Barbara Canlon is a new member of the Royal Swedish Academy of Sciences
Barbara Canlon was elected as a foreign member of the medical science class at the Royal Swedish Academy of Sciences on March 12, 2020.
"It is a great honor to be elected to the Royal Swedish Academy of Sciences by prominent colleagues. The Royal Swedish Academy of Sciences is of great importance for promoting scientific research in Sweden and raising public awareness on scientific issues. I look forward to collaborating with colleagues in the Academy of Sciences. The election also represents a recognition of the research that many ambitious and talented students and researchers have contributed together with me for many years", says Barbara Canlon, Professor of Hearing Physiology at the Department of Physiology and Pharmacology.
Barbara Canlon leads an interdisciplinary research group in the subject of auditory neuroscience. The aim of the research is to understand the mechanisms behind hearing impairments. The researchers investigate, among other things, how circadian rhythms and hormones affect the peripheral and central hearing system.

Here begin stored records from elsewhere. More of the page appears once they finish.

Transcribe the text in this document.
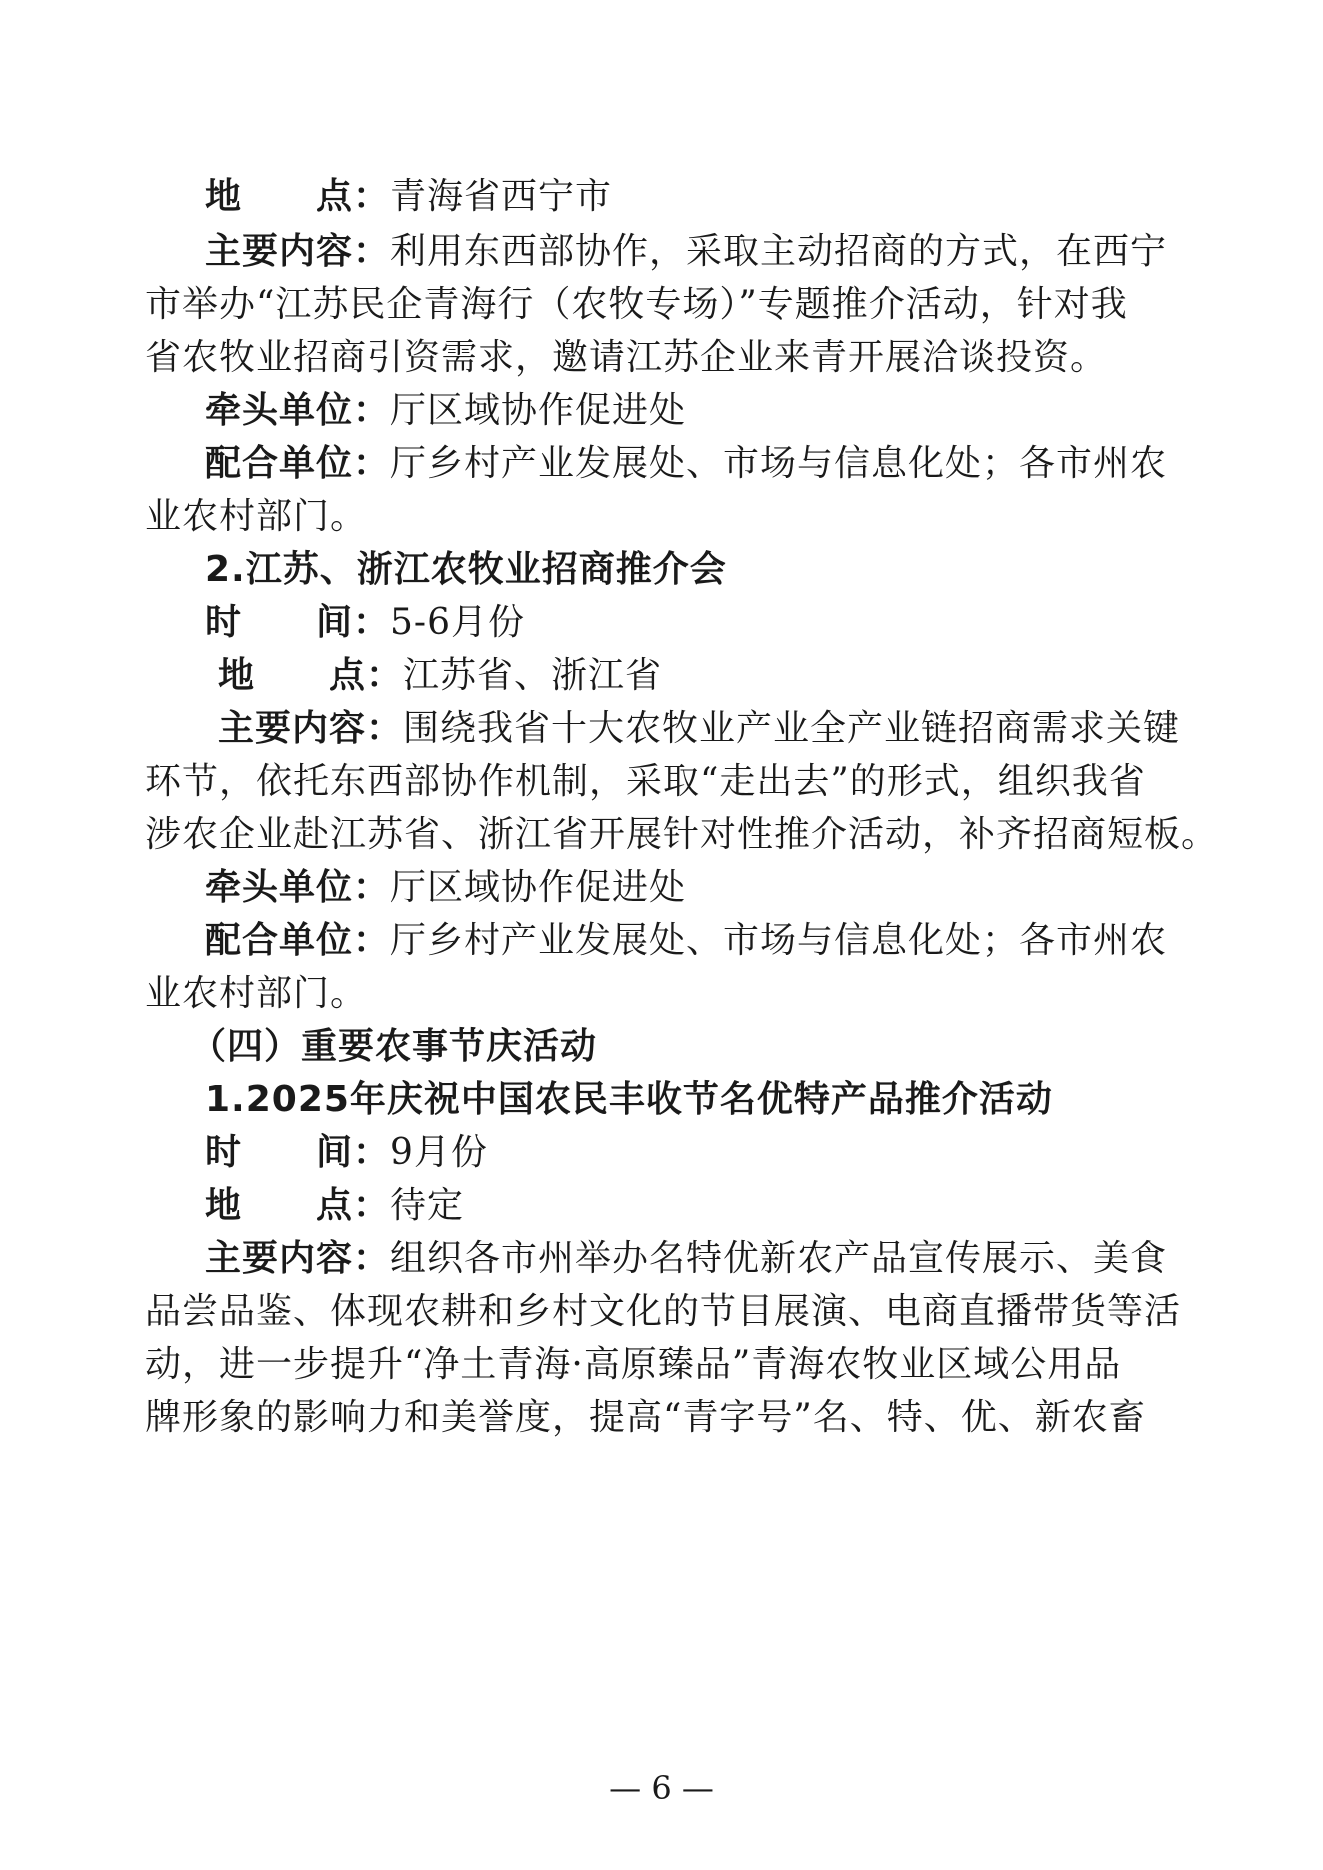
地　　点：青海省西宁市
主要内容：利用东西部协作，采取主动招商的方式，在西宁
市举办“江苏民企青海行（农牧专场）”专题推介活动，针对我
省农牧业招商引资需求，邀请江苏企业来青开展洽谈投资。
牵头单位：厅区域协作促进处
配合单位：厅乡村产业发展处、市场与信息化处；各市州农
业农村部门。
2.江苏、浙江农牧业招商推介会
时　　间：5-6月份
地　　点：江苏省、浙江省
主要内容：围绕我省十大农牧业产业全产业链招商需求关键
环节，依托东西部协作机制，采取“走出去”的形式，组织我省
涉农企业赴江苏省、浙江省开展针对性推介活动，补齐招商短板。
牵头单位：厅区域协作促进处
配合单位：厅乡村产业发展处、市场与信息化处；各市州农
业农村部门。
（四）重要农事节庆活动
1.2025年庆祝中国农民丰收节名优特产品推介活动
时　　间：9月份
地　　点：待定
主要内容：组织各市州举办名特优新农产品宣传展示、美食
品尝品鉴、体现农耕和乡村文化的节目展演、电商直播带货等活
动，进一步提升“净土青海·高原臻品”青海农牧业区域公用品
牌形象的影响力和美誉度，提高“青字号”名、特、优、新农畜
— 6 —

A recent breakthrough was when she discovered that there is a biological circadian clock in the ear's cochlea, the clock is controlled by a gene that is known to regulate the circadian rhythm. This explains, among other things, why we are more sensitive to sound at certain times of the day. The discovery has opened up a whole new field in hearing research and also led to new types of treatment for hearing loss, for example, the time of day when taking a drug can play an important role in how effective it is. Chronopharmacology refers to the study of biological rhythm dependencies of drugs to optimize drug therapy by selecting the appropriate time of drug administration, which is associated with maximum efficacy and minimal adverse effects.
Barbara Canlon recently received the Knowles Prize 2020 from Northwestern University, which is awarded to individuals who have made outstanding contributions to research for the prevention, diagnosis, or treatment of hearing impairments. She is also the Editor-in-chief of the scientific journal Hearing research, the field's most prominent journal, and is a member of a number of different research councils in the United Kingdom, Germany, the Netherlands, Sweden and the United States.